By TIOL News Service

KOLKATA, JUNE 02, 2017: THE issue before the Tribunal is - Whether payment of labour charges warrants TDS deduction u/s 194C, merely because the paymemt was in the form of fixed salary plus incentive commission as mutually agreed. NO is the answer.

Facts of the case:

The assessee is an individual and is engaged in the business of civil construction. The assessee has claimed labour charges amounting to Rs. 80,19,210/- without deducting the TDS u/s 194C of the Act. The AO called upon the assessee to explain the reasons for non-deduction of TDS and also directed to furnish the labour register. However, assessee failed to furnish the same and the charges was disallowed by AO for non-deduction of TDS and added to the total income of assessee. Not satisfied, assessee preferred an appeal before CIT(A) and submitted that the payments were made to individual labour and none of the case, it was exceeding more than the prescribed limit u/s. 194C of the Act. Later, CIT(A) observed certain defects in the labour register produced by assessee and accordingly he rejected the contention of assessee as stated.

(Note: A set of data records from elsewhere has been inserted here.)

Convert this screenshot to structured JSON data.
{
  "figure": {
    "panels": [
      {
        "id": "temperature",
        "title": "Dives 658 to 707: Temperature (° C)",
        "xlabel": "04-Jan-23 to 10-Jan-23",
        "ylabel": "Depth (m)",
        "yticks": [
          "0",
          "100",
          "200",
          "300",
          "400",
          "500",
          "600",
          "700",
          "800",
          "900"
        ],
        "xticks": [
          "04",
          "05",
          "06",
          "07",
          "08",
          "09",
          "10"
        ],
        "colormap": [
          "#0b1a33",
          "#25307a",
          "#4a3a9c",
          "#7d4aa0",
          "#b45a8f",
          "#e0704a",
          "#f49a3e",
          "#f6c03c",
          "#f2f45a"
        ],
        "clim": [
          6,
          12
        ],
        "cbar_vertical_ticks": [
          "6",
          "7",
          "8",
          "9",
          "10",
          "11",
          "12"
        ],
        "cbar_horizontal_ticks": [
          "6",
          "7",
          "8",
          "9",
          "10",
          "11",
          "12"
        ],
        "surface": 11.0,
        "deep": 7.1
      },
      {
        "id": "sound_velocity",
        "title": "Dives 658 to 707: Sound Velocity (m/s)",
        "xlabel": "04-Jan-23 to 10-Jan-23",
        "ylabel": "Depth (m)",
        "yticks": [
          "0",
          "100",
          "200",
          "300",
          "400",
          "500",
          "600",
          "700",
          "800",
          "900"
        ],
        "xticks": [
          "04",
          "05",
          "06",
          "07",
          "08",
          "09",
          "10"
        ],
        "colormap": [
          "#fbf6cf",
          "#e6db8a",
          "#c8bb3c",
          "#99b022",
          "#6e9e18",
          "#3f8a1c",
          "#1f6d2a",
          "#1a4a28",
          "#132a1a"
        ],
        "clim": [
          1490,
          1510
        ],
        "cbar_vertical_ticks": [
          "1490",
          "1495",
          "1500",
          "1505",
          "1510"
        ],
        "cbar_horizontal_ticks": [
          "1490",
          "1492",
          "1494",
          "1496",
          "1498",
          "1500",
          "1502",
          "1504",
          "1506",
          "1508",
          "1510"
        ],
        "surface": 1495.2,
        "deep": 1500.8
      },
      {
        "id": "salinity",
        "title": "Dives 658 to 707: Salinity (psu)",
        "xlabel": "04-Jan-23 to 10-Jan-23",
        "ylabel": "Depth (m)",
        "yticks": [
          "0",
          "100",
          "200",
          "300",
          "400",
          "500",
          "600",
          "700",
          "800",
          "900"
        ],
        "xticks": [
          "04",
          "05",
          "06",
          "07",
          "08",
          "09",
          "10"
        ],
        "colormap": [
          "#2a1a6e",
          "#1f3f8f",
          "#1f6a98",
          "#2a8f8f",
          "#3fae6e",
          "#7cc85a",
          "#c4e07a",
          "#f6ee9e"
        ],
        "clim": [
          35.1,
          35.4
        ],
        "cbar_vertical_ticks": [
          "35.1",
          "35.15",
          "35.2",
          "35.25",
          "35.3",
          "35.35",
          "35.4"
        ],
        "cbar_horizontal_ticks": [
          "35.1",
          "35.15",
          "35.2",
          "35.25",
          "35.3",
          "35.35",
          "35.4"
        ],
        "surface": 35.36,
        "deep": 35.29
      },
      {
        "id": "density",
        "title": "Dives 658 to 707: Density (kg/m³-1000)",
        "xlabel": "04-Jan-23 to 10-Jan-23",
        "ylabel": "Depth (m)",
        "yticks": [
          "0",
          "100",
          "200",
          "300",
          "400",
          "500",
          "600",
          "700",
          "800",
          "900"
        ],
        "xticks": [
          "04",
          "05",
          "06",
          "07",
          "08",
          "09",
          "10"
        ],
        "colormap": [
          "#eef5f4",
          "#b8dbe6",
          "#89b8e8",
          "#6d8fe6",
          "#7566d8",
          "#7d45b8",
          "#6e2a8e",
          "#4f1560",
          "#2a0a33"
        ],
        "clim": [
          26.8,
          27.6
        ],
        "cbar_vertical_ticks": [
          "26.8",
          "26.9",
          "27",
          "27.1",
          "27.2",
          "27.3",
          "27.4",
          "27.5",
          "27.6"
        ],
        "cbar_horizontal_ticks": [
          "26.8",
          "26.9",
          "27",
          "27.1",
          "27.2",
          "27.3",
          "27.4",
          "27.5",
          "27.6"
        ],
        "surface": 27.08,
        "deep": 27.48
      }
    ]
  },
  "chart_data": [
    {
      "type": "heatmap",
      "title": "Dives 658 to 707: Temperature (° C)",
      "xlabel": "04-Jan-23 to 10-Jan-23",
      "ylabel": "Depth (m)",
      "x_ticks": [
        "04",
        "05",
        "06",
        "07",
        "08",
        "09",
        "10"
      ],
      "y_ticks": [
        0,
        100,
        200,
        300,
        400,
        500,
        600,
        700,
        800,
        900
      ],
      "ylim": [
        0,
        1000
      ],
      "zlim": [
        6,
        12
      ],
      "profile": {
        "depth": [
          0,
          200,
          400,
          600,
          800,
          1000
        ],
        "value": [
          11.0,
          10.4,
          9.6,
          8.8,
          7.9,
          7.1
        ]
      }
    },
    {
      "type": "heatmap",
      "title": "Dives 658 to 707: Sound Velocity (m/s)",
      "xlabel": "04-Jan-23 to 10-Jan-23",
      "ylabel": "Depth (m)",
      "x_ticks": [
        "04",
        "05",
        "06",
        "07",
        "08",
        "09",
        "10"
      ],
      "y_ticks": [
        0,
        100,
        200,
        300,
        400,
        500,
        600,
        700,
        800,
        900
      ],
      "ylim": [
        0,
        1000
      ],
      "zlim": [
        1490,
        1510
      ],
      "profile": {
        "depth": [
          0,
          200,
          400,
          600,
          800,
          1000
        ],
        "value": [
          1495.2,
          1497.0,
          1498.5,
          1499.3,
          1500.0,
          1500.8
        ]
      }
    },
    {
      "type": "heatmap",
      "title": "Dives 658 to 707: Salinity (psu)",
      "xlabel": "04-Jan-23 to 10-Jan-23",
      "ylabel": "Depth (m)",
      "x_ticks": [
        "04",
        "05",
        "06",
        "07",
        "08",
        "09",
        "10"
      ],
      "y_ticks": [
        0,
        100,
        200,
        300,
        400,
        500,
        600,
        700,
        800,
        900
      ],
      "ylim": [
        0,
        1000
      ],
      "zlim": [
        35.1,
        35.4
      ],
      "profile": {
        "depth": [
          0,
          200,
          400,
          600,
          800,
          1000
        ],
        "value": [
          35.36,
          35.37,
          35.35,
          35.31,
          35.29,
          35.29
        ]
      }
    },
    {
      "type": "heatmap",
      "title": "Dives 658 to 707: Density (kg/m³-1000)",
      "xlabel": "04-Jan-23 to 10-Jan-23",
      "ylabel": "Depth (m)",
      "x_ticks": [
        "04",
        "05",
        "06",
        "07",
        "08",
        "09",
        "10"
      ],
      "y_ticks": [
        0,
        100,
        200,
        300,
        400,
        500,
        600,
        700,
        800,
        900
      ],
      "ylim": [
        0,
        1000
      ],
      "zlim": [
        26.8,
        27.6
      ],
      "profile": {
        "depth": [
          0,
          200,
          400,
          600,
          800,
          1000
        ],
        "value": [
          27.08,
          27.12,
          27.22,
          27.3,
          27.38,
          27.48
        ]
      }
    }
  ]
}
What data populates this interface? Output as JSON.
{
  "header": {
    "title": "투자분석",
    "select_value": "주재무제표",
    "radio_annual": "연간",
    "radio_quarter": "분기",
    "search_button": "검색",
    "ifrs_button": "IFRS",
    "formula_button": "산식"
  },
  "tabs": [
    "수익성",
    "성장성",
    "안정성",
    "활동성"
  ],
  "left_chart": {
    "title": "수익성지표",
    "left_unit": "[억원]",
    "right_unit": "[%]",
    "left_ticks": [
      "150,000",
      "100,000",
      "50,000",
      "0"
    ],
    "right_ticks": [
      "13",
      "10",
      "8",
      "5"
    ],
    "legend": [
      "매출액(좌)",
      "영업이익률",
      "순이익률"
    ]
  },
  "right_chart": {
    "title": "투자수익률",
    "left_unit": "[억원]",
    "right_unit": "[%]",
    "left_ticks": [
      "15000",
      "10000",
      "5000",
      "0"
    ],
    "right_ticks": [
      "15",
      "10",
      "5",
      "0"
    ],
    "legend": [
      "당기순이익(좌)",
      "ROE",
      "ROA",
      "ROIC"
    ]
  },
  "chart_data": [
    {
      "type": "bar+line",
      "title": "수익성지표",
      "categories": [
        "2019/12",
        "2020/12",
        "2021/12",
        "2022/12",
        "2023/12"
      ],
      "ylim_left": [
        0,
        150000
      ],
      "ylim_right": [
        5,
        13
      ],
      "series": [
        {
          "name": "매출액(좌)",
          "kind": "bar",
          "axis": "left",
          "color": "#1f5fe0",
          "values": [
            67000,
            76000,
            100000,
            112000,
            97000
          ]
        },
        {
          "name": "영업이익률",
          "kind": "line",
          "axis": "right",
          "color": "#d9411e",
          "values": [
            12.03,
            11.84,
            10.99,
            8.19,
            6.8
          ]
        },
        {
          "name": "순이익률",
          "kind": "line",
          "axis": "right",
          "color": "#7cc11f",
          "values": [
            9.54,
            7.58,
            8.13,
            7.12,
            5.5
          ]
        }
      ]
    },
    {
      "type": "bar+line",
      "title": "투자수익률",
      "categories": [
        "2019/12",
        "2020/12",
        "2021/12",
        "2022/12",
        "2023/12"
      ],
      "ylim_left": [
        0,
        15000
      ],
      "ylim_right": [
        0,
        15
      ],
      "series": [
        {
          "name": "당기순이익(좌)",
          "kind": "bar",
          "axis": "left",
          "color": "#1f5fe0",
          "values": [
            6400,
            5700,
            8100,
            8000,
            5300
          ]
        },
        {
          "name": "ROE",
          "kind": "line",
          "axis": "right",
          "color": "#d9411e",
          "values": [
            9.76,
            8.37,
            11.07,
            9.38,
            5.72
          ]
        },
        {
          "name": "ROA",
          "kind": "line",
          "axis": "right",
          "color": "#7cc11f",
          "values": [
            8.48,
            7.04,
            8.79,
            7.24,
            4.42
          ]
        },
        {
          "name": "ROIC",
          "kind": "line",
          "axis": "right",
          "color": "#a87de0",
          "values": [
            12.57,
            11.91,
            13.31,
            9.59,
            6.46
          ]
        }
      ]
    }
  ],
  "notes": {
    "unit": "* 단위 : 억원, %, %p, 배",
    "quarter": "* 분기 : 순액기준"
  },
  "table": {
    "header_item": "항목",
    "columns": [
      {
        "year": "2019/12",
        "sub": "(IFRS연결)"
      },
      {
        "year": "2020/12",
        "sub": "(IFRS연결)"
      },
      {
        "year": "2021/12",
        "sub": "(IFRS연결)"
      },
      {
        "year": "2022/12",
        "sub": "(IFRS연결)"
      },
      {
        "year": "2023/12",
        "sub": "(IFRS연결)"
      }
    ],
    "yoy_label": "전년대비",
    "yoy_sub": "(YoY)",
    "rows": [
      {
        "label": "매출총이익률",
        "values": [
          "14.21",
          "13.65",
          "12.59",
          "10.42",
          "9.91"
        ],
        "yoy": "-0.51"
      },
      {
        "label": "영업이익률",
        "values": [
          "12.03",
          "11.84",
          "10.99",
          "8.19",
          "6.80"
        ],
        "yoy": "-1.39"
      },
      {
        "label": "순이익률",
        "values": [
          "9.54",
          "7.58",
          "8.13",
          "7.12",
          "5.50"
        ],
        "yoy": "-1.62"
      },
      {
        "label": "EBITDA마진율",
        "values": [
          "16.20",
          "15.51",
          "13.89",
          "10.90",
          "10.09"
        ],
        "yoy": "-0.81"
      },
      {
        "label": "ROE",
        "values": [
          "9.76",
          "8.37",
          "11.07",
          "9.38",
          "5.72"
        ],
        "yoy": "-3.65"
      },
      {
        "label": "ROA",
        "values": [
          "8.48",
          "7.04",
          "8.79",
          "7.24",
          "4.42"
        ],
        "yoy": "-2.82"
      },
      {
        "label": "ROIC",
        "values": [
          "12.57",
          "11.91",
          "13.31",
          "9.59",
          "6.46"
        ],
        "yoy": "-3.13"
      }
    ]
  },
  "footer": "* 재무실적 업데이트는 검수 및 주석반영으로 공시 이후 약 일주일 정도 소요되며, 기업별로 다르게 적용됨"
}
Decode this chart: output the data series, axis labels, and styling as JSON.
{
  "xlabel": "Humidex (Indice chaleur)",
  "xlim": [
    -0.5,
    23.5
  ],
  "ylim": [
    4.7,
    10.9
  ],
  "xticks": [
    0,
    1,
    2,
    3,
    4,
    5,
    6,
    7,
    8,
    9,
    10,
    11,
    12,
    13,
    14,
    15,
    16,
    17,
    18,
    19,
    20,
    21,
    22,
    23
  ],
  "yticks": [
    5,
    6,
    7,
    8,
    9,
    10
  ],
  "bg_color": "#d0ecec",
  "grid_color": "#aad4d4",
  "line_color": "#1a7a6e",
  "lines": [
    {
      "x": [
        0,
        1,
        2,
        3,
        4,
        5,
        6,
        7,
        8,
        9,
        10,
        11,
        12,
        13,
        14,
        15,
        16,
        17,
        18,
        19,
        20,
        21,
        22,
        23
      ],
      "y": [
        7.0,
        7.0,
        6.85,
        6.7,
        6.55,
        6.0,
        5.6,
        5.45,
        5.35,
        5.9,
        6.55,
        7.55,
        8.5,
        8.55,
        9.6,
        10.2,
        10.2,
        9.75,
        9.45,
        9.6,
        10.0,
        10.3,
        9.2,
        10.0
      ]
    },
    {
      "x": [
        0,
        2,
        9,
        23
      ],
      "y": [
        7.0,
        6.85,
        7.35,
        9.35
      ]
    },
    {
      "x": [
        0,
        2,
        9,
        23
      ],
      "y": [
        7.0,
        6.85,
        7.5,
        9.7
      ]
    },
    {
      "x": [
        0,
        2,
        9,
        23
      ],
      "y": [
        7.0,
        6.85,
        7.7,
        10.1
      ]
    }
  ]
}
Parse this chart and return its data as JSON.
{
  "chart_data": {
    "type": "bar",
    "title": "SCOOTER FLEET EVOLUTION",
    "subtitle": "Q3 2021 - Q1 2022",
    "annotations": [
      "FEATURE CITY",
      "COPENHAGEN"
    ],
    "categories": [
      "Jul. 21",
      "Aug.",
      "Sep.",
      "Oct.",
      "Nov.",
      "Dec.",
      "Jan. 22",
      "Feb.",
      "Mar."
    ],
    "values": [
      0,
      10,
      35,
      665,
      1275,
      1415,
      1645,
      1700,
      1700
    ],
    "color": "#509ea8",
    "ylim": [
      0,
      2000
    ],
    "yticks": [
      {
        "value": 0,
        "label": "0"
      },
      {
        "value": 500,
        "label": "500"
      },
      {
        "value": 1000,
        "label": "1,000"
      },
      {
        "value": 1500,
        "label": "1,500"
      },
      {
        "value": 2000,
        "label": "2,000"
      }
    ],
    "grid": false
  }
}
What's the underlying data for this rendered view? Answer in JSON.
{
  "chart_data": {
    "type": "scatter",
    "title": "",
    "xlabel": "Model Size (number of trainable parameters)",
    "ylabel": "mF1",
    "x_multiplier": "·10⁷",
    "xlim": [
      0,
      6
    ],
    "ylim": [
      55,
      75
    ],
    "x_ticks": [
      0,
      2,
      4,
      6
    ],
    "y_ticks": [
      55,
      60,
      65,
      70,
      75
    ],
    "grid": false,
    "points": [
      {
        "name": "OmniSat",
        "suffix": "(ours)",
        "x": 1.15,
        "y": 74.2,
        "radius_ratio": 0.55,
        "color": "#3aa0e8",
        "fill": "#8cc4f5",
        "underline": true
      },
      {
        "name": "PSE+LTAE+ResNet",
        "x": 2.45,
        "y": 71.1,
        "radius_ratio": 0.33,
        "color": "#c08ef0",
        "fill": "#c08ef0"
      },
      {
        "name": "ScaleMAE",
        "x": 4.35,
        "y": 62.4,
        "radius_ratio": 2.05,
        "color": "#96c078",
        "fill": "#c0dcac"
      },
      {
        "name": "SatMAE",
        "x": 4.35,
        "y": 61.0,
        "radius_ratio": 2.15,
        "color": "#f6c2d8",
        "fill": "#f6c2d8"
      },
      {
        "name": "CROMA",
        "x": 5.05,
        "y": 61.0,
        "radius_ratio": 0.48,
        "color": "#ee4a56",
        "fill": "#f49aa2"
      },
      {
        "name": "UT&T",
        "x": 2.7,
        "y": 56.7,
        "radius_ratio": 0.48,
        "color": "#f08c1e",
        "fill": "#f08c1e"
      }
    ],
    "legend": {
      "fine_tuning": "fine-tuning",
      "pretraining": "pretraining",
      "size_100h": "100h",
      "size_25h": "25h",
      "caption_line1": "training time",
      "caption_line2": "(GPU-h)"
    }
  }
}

On appeal, the ITAT held that,

++ it reflects from the order of CIT(A) that AO has disallowed the payment made by assessee to the labourers on the ground that TDS was not deducted u/s 194C which was subsequently confirmed by the CIT(A). It was found from the laborers register as produced by assessee that the payment was made to individual labourers and not to the labour contractor. Therefore the individual labourers can be treated as employee of the assessee. Further it was noted that the labourers are working under the direct supervision of the assessee representing the organization of the assessee where they have no other separate business organization. Thus, there exists an employer and employee relationship between the assessee and labourers. Similarly the payment of PF and ESI by the employer cannot be the basis of deciding whether there exist employer and employee relationship. For the applicability of PF and ESI there are certain conditions attached to an organization. The character of the relationship of the employer and employee cannot be changed on the basis whether an organization is registered under PF and ESI. The payment to the employees can be in the form of fixed salary plus incentive commission as mutually agreed;

++ in this connection, reliance has been made on the decision of ITAT Delhi in case of St. Stephen's Hospital Vs. DCIT, wherein it was held that: "....the treatment given by the assessee as well as the consultant doctors to the remuneration paid in their respective books of account was not conclusive to decide the nature of the said remuneration which had to be ascertained on the basis of relationship between the assessee and the consultant doctors. The said payments, thus, were subject to deduction of tax as per provisions of section 192 and not as per provisions of section 194J...." Based upon the above mentioned reasoning's, tribunal concluded that the assessee is not liable for TDS deduction u/s 194C of the Act.